All too often, I get satisfied with capturing 'single themed photographs' where there is one major piece of content in the photo. For example, let's say my child is digging for worms in the back yard and the light is perfect. I quickly raise my camera, position my little guy in the frame where I want them...and SNAP....I have a decent photo.

But does this photo tell a story?

One thing I try to accomplish when attempting family photojournalism is to tell a story with an image. As I analyze my own work, I'm finding that singular themed photographs (while nice in many cases) just are not that deep and do not always tell the whole story.

More and more I am attempting to focus on having at least two pieces of content in my photographs. I'm finding that the more I concentrate on this, the 'deeper' my photos are becoming.

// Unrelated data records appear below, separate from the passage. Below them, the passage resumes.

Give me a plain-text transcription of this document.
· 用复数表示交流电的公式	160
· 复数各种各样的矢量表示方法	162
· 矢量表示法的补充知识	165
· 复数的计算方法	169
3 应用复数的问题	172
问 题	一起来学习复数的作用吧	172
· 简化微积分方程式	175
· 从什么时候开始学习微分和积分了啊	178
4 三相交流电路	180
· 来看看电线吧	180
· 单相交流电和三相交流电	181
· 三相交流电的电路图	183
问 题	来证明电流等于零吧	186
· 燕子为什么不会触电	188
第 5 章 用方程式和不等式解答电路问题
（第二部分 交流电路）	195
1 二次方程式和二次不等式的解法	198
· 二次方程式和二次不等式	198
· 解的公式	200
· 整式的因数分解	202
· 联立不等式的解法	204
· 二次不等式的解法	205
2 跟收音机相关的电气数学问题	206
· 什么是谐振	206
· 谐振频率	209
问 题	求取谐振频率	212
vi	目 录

Take the photo below as an example. I came home from work and went on the back deck to find my wife feeding our youngest child on the table while my two other children circled her like wild banshees. I was first drawn to my wife feeding our child in his new seat (first time he was in it) but I literally told myself, "eh, thats boring, the light is dull, and I have TONS of photos of my children eating." But there was more there. My other children were riding scooters, so I began to think about how to incorporate them into the scene. I knew that my primary piece of content was my wife feeding my child, but I needed a second piece. I grabbed my camera (1ds2 + 24L) and sat down against the rails of my deck and I waited for my children to pass by the frame. When my middle child entered the frame, he looked at me, I pressed the shutter. Think just how different this photo would be if it was just my wife feeding my child WITHOUT my son looking into the camera, riding a scooter, WEARING A SCUBA MASK!:

As another example, the photo below illustrates how multiple layers of content can add to the strength of an image. My wife was snuggling with our youngest on the couch. I even took photos of them...just her and him...on the couch...boring! But when I stepped back from the scene, there was SO MUCH MORE THERE. My other children were playing the most bizarre game of go fish and were really enjoying themselves. The 1ds2 + 24L was the weapon of choice again. My primary piece of content is my wife and newborn with my secondary piece of content being my older children playing cards. I used a center composition with my older children framing my primary piece of content:

Finally, the image below is really special to our family. My wife was just a few days away from delivering our third child (the little guy pictured above). Our house was a wreck, yet there was still so much to do. My wife worked tirelessly to make sure our little guy came home to a place conducive to raising a child! This was the end of a very long day for all of us. The older children were snuggled up watching a movie, but my wife was busy folding laundry. Think how different this scene would be if I just photographed my wife, or just the kids. Camera was the 5d2 + 24L:

So, my challenge to you all would be to wait before you press that shutter. Look around, try to find something else that is going on so that you can add some depth to your photographs! But be patient, it ain't easy!